My hubby is one of those men that is impossible to shop for. He goes out and randomly buys himself everything he wants, so come special occasions, there's nothing left to get for him. He doesn't like massages, is allergic to fragrances, does not wear jewelry, has no variation in his style of clothing, there's just nothing you can buy for this man. And when you do, it's never a surprise, he ALWAYS guesses what it is. Plus, as loving and caring as he is, he doesn't possess a single romantic bone in his body.
A while back I found out he had been holding on to a ragged little piece of paper, a note I wrote to him very early in our relationship, that was not altogether pleasant (those were some rough times) but confirmed the fact that I love him.
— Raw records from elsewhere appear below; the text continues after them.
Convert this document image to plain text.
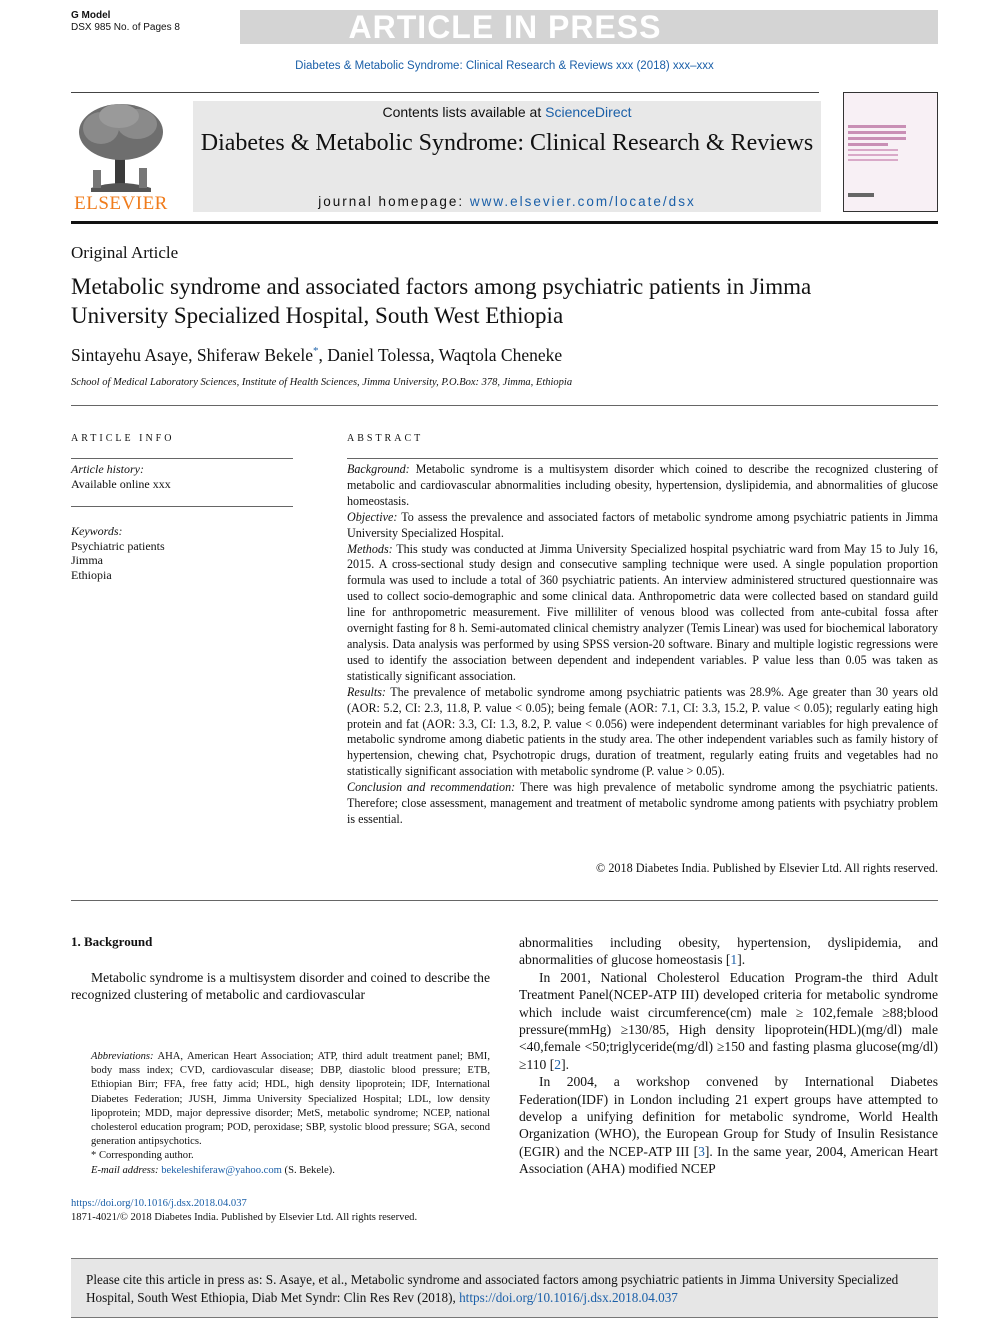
G Model
DSX 985 No. of Pages 8	ARTICLE IN PRESS
Diabetes & Metabolic Syndrome: Clinical Research & Reviews xxx (2018) xxx–xxx
ELSEVIER
Contents lists available at ScienceDirect
Diabetes & Metabolic Syndrome: Clinical Research & Reviews
journal homepage: www.elsevier.com/locate/dsx
Original Article
Metabolic syndrome and associated factors among psychiatric patients in Jimma University Specialized Hospital, South West Ethiopia
Sintayehu Asaye, Shiferaw Bekele*, Daniel Tolessa, Waqtola Cheneke
School of Medical Laboratory Sciences, Institute of Health Sciences, Jimma University, P.O.Box: 378, Jimma, Ethiopia
ARTICLE INFO
Article history:
Available online xxx
Keywords:
Psychiatric patients
Jimma
Ethiopia
ABSTRACT

Background: Metabolic syndrome is a multisystem disorder which coined to describe the recognized clustering of metabolic and cardiovascular abnormalities including obesity, hypertension, dyslipidemia, and abnormalities of glucose homeostasis.

Objective: To assess the prevalence and associated factors of metabolic syndrome among psychiatric patients in Jimma University Specialized Hospital.

Methods: This study was conducted at Jimma University Specialized hospital psychiatric ward from May 15 to July 16, 2015. A cross-sectional study design and consecutive sampling technique were used. A single population proportion formula was used to include a total of 360 psychiatric patients. An interview administered structured questionnaire was used to collect socio-demographic and some clinical data. Anthropometric data were collected based on standard guild line for anthropometric measurement. Five milliliter of venous blood was collected from ante-cubital fossa after overnight fasting for 8 h. Semi-automated clinical chemistry analyzer (Temis Linear) was used for biochemical laboratory analysis. Data analysis was performed by using SPSS version-20 software. Binary and multiple logistic regressions were used to identify the association between dependent and independent variables. P value less than 0.05 was taken as statistically significant association.

Results: The prevalence of metabolic syndrome among psychiatric patients was 28.9%. Age greater than 30 years old (AOR: 5.2, CI: 2.3, 11.8, P. value < 0.05); being female (AOR: 7.1, CI: 3.3, 15.2, P. value < 0.05); regularly eating high protein and fat (AOR: 3.3, CI: 1.3, 8.2, P. value < 0.056) were independent determinant variables for high prevalence of metabolic syndrome among diabetic patients in the study area. The other independent variables such as family history of hypertension, chewing chat, Psychotropic drugs, duration of treatment, regularly eating fruits and vegetables had no statistically significant association with metabolic syndrome (P. value > 0.05).

Conclusion and recommendation: There was high prevalence of metabolic syndrome among the psychiatric patients. Therefore; close assessment, management and treatment of metabolic syndrome among patients with psychiatry problem is essential.

© 2018 Diabetes India. Published by Elsevier Ltd. All rights reserved.
1. Background
Metabolic syndrome is a multisystem disorder and coined to describe the recognized clustering of metabolic and cardiovascular

abnormalities including obesity, hypertension, dyslipidemia, and abnormalities of glucose homeostasis [1].

In 2001, National Cholesterol Education Program-the third Adult Treatment Panel(NCEP-ATP III) developed criteria for metabolic syndrome which include waist circumference(cm) male ≥ 102,female ≥88;blood pressure(mmHg) ≥130/85, High density lipoprotein(HDL)(mg/dl) male <40,female <50;triglyceride(mg/dl) ≥150 and fasting plasma glucose(mg/dl) ≥110 [2].

In 2004, a workshop convened by International Diabetes Federation(IDF) in London including 21 expert groups have attempted to develop a unifying definition for metabolic syndrome, World Health Organization (WHO), the European Group for Study of Insulin Resistance (EGIR) and the NCEP-ATP III [3]. In the same year, 2004, American Heart Association (AHA) modified NCEP

Abbreviations: AHA, American Heart Association; ATP, third adult treatment panel; BMI, body mass index; CVD, cardiovascular disease; DBP, diastolic blood pressure; ETB, Ethiopian Birr; FFA, free fatty acid; HDL, high density lipoprotein; IDF, International Diabetes Federation; JUSH, Jimma University Specialized Hospital; LDL, low density lipoprotein; MDD, major depressive disorder; MetS, metabolic syndrome; NCEP, national cholesterol education program; POD, peroxidase; SBP, systolic blood pressure; SGA, second generation antipsychotics.
* Corresponding author.
E-mail address: bekeleshiferaw@yahoo.com (S. Bekele).
https://doi.org/10.1016/j.dsx.2018.04.037
1871-4021/© 2018 Diabetes India. Published by Elsevier Ltd. All rights reserved.
Please cite this article in press as: S. Asaye, et al., Metabolic syndrome and associated factors among psychiatric patients in Jimma University Specialized Hospital, South West Ethiopia, Diab Met Syndr: Clin Res Rev (2018), https://doi.org/10.1016/j.dsx.2018.04.037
I was amazed that he held on to it so long and was actually a little heartbroken, as I said, it was not an altogether pleasant piece of writing.
From that moment, I set out to give him something more representative of my love for him, and started a list of 101 reasons why I love him. I wasn't sure at first that I could actually come up with 101 reasons to list, but it came much more easily than I expected. It took me two days and two sheets of paper to make the list, and when I was done I found I could have kept on going, but I figured 101 was impressive enough lol
He was very surprised (which is a huge feat!) and wanted to share with everyone what I had done for him, except there were some very personal things on that list that just couldn't be told to others (like the way he touches me in intimate ways). I think I even detected a sense of pride in him that I would even list some of the things he does for me that maybe he thought went unnoticed. He even questioned me as to whether I started out with the goal of 101. He kind of questioned my sanity when I told him I did. It was like he fell in love with me all over again in a brand new way.
It turned out to be very therapeutic for me also, actually making the time to just focus on all the great things about him and all the little things that he does that make my life better for having him in it. I think we both gained a new appreciation for each other that day. It turned out to be a gift to both of us.
And now, those two sheets of paper have replaced that ragged, depressing little note I wrote him so many years ago. He still pulls them out and reads them now and then, when he thinks I'm not looking.